# Better Solving Heavily Unbalanced Classification Problems With KXY

## The Problem

Let us consider a heavily unbalance binary classification problem (i.e. one where positive outcomes are far rarer than negative ones). Examples include fraud detection, claim prediction, network attack detection, etc.

Let us assume we are $n$ i.i.d. observations $(y_i, x_i)$, of which only $m \ll n$ have class $y=1$, the other $n-m$ having class $0$. To ease notations, let's assume the first $m$ $x_i$ have class $1$, so that the log-likelihood reads $$\mathcal{LL}(\theta) = \sum_{i=1}^m \log q_\theta(1|x_i) + \sum_{i=m+1}^n \log q_\theta(0|x_i),$$ where the function $q_\theta: (y, x) \to q_\theta(y|x)$, which satisfies $q_\theta(1|x) + q_\theta(0|x) = 1$ for any $x$ and $\theta$, is the probability that input $x$ is associated to class $y$ under the model corresponding to parameters $\theta$.

Because $m \ll n$, the contribution $\sum_{i=1}^m \log q_\theta(1|x_i)$ of positive outcomes to the overall log-likelihood $\mathcal{LL}(\theta)$ will tend to be negligible. 

### Subsampling to avoid false-negatives

Thus, maximizing $\mathcal{LL}(\theta)$ will likely result in a model with *a lot of false-negatives* (i.e. a model that predicts all explanatory variables correspond to class $0$). 

This is very problematic because in applications like fraud detection, were a single false negative (i.e. a fraudulent transaction that wasn't detected) can be very costly.

A popular workaround to this problem that does not require redefining the loss function is to downsample the $n-m$ negative explanatory variables into a subset $(\tilde{x}_{m+1}, \dots, \tilde{x}_{m+k})$ of size $k$ that is close enough to $m$, and to maximize the new log-likelihood $$\mathcal{LL}_d(\theta) = \sum_{i=1}^m \log q_\theta(1|x_i) + \sum_{i=m+1}^{m+k} \log q_\theta(0|\tilde{x}_i).$$

### Subsampling bias and false-positives
However, because $m \ll n$, the subsampling scheme risks introducing a bias in the distribution of explanatory variables corresponding to negative outcomes (i.e. our subsample might not fully reflect $P_{x|y=0}$).

Whenever the subsampling introduces in bias in the empirical distribution of negative explanatory variables, the risk is that a model trained by maximizing $\mathcal{LL}_d(\theta)$ would not know of certain parts of the distribution $P_{x|y=0}$ of negative explanatory variables. 

This would result in *an excessive number of false-positives* in production (e.g. too many valid transactions classified as fraudulent).

In addition to being costly (e.g. too many valid transactions classified as fraudulent would require additional staff in the fraud department), an excessive number of false-positives would degrade the customer experience.



## The Solution: Unbiased Subsampling With KXY

To avoid these exceed false-positives, it is important to verify that the subsampling scheme did not introduce a bias.

Let $s_i, m < i \leq n$ be the indicator variable taking value $1$ if and only if explanatory variable $x_i$ was selected by the subsampling scheme, and $0$ otherwise.

Fundamentally, the subsampling scheme used introduced a bias in the empirical distribution of negative explanatory variables if and only if we may find a binary classifier that can predict $s_i$ solely from knowing $x_i$ better than chance (i.e. with an accuracy higher than $\max \left(1-\frac{k}{n-m}, \frac{k}{n-m} \right)$.

This is where the `kxy` package comes in.

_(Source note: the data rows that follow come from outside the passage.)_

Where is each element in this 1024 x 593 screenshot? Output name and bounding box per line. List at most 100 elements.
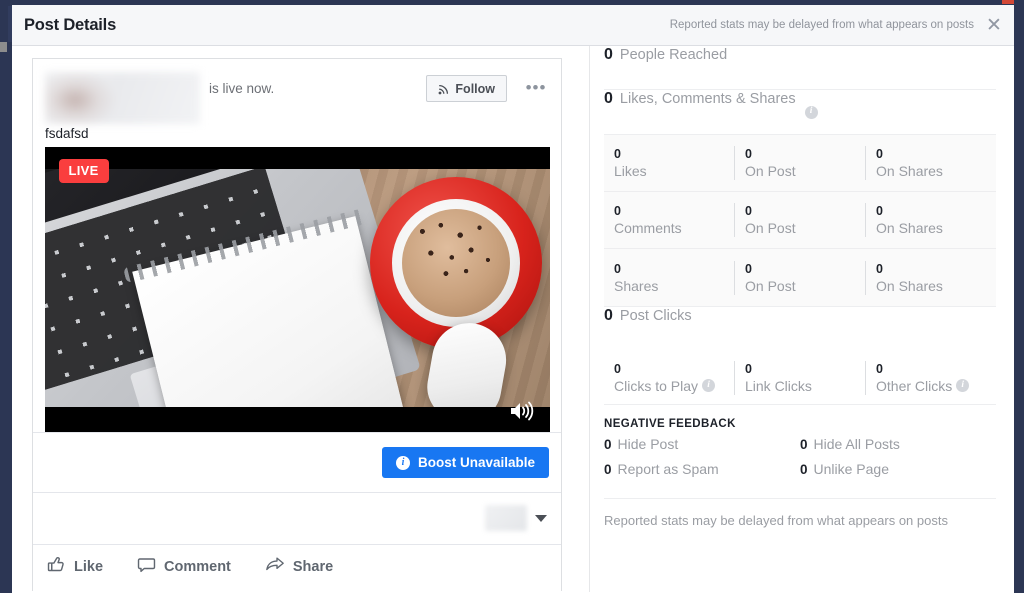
neg-report-as-spam: 0 Report as Spam bbox=[604, 461, 800, 486]
shares-on-post-label: On Post bbox=[745, 277, 796, 294]
clicks-to-play-value: 0 bbox=[614, 361, 621, 376]
post-media[interactable]: LIVE bbox=[44, 147, 550, 432]
unlike-page-label: Unlike Page bbox=[813, 461, 890, 477]
unlike-page-value: 0 bbox=[800, 462, 808, 477]
live-badge: LIVE bbox=[58, 159, 109, 183]
boost-button-label: Boost Unavailable bbox=[417, 455, 535, 470]
neg-unlike-page: 0 Unlike Page bbox=[800, 461, 996, 486]
engagement-label: Likes, Comments & Shares bbox=[619, 91, 796, 107]
likes-value: 0 bbox=[614, 147, 621, 161]
comments-on-shares-value: 0 bbox=[876, 204, 883, 218]
comments-on-post-value: 0 bbox=[745, 204, 752, 218]
post-clicks-label: Post Clicks bbox=[619, 308, 692, 324]
info-icon[interactable]: i bbox=[956, 379, 970, 392]
shares-label: Shares bbox=[614, 277, 659, 294]
like-button-label: Like bbox=[74, 558, 104, 575]
negative-feedback-title: NEGATIVE FEEDBACK bbox=[604, 418, 736, 430]
post-message: fsdafsd bbox=[45, 126, 89, 141]
shares-on-post-cell: 0 On Post bbox=[734, 260, 865, 295]
page-title: Post Details bbox=[24, 15, 117, 34]
comment-bubble-icon bbox=[137, 555, 156, 579]
engagement-breakdown: 0 Likes 0 On Post 0 On Shares 0 Comments… bbox=[604, 134, 996, 307]
likes-on-post-value: 0 bbox=[745, 147, 752, 161]
clicks-to-play-cell: 0 Clicks to Play i bbox=[604, 361, 734, 395]
window-chrome-right bbox=[1014, 0, 1024, 593]
comments-label: Comments bbox=[614, 220, 682, 236]
share-arrow-icon bbox=[265, 555, 285, 579]
scrollbar-grip-icon bbox=[0, 42, 7, 52]
comment-button[interactable]: Comment bbox=[137, 555, 231, 579]
shares-cell: 0 Shares bbox=[604, 261, 734, 295]
comments-value: 0 bbox=[614, 204, 621, 218]
breakdown-row-shares: 0 Shares 0 On Post 0 On Shares bbox=[604, 249, 996, 306]
info-icon: i bbox=[395, 455, 410, 470]
close-icon[interactable]: ✕ bbox=[974, 5, 1014, 46]
hide-post-label: Hide Post bbox=[617, 436, 679, 452]
thumbs-up-icon bbox=[47, 555, 66, 579]
neg-hide-post: 0 Hide Post bbox=[604, 436, 800, 461]
chevron-down-icon[interactable] bbox=[535, 515, 547, 522]
breakdown-row-comments: 0 Comments 0 On Post 0 On Shares bbox=[604, 192, 996, 249]
stat-post-clicks: 0 Post Clicks bbox=[604, 307, 996, 351]
like-button[interactable]: Like bbox=[47, 555, 103, 579]
hide-all-posts-value: 0 bbox=[800, 437, 808, 452]
dialog-body: is live now. Follow ••• fsdafsd LIVE i B… bbox=[12, 46, 1014, 592]
other-clicks-cell: 0 Other Clicks i bbox=[865, 360, 996, 395]
hide-post-value: 0 bbox=[604, 437, 612, 452]
engagement-value: 0 bbox=[604, 90, 613, 107]
report-as-spam-value: 0 bbox=[604, 462, 612, 477]
shares-on-shares-cell: 0 On Shares bbox=[865, 260, 996, 295]
link-clicks-label: Link Clicks bbox=[745, 377, 812, 394]
shares-value: 0 bbox=[614, 261, 621, 276]
comments-on-post-label: On Post bbox=[745, 220, 796, 236]
likes-on-shares-cell: 0 On Shares bbox=[865, 146, 996, 180]
post-header: is live now. Follow ••• fsdafsd bbox=[33, 59, 561, 147]
share-button-label: Share bbox=[292, 558, 334, 575]
likes-on-shares-value: 0 bbox=[876, 147, 883, 161]
other-clicks-label: Other Clicks bbox=[876, 377, 953, 394]
shares-on-shares-label: On Shares bbox=[876, 277, 943, 294]
shares-on-shares-value: 0 bbox=[876, 261, 883, 276]
insights-column: 0 People Reached 0 Likes, Comments & Sha… bbox=[590, 46, 1014, 592]
media-photo bbox=[44, 169, 550, 407]
post-clicks-breakdown: 0 Clicks to Play i 0 Link Clicks 0 Other… bbox=[604, 351, 996, 405]
boost-unavailable-button[interactable]: i Boost Unavailable bbox=[381, 447, 549, 478]
other-clicks-label-wrap: Other Clicks i bbox=[876, 377, 996, 395]
info-icon[interactable]: i bbox=[702, 379, 716, 392]
info-icon[interactable]: i bbox=[804, 105, 818, 119]
window-chrome-left bbox=[0, 0, 8, 593]
neg-hide-all-posts: 0 Hide All Posts bbox=[800, 436, 996, 461]
likes-on-post-cell: 0 On Post bbox=[734, 146, 865, 180]
boost-row: i Boost Unavailable bbox=[33, 432, 561, 492]
volume-icon[interactable] bbox=[508, 400, 534, 422]
report-as-spam-label: Report as Spam bbox=[617, 461, 719, 477]
follow-button[interactable]: Follow bbox=[426, 75, 507, 102]
clicks-to-play-label: Clicks to Play bbox=[614, 377, 699, 394]
hide-all-posts-label: Hide All Posts bbox=[813, 436, 900, 452]
breakdown-row-likes: 0 Likes 0 On Post 0 On Shares bbox=[604, 135, 996, 192]
comment-button-label: Comment bbox=[164, 558, 231, 575]
audience-row bbox=[33, 492, 561, 544]
link-clicks-value: 0 bbox=[745, 361, 752, 376]
shares-on-post-value: 0 bbox=[745, 261, 752, 276]
negative-feedback-grid: 0 Hide Post 0 Hide All Posts 0 Report as… bbox=[604, 436, 996, 499]
likes-label: Likes bbox=[614, 163, 647, 179]
post-clicks-value: 0 bbox=[604, 307, 613, 324]
link-clicks-cell: 0 Link Clicks bbox=[734, 360, 865, 395]
stat-engagement: 0 Likes, Comments & Shares i bbox=[604, 90, 996, 134]
comments-on-shares-cell: 0 On Shares bbox=[865, 203, 996, 237]
likes-on-shares-label: On Shares bbox=[876, 163, 943, 179]
likes-cell: 0 Likes bbox=[604, 146, 734, 180]
rss-icon bbox=[438, 83, 450, 95]
header-disclaimer: Reported stats may be delayed from what … bbox=[669, 19, 974, 31]
clicks-to-play-label-wrap: Clicks to Play i bbox=[614, 377, 734, 395]
insights-footer-note: Reported stats may be delayed from what … bbox=[604, 513, 948, 528]
post-details-dialog: Post Details Reported stats may be delay… bbox=[12, 5, 1014, 593]
post-status-text: is live now. bbox=[209, 81, 275, 96]
share-button[interactable]: Share bbox=[265, 555, 333, 579]
avatar bbox=[45, 72, 200, 124]
dialog-header: Post Details Reported stats may be delay… bbox=[12, 5, 1014, 46]
follow-button-label: Follow bbox=[455, 81, 495, 96]
ellipsis-icon[interactable]: ••• bbox=[523, 76, 549, 100]
reach-label: People Reached bbox=[619, 47, 728, 63]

By computing the highest performance achievable when using $(x_{m+1}, \dots, x_n)$ to predict $(s_{m+1}, \dots, s_{n})$, we may quantify the amount of bias the subsampler introduced. 

The subsampler used induced a bias-free partition of our empirical distribution of negative explanatory variables when the highest classification accuracy achievable is as close to $\max \left(1-\frac{k}{n-m}, \frac{k}{n-m} \right)$ as possible. 

The higher the highest accuracy achievable the higher the bias introduced.

It is important to note that, even a random subsampler is used, a specific instance/split thereof can be biased; it is important to always check.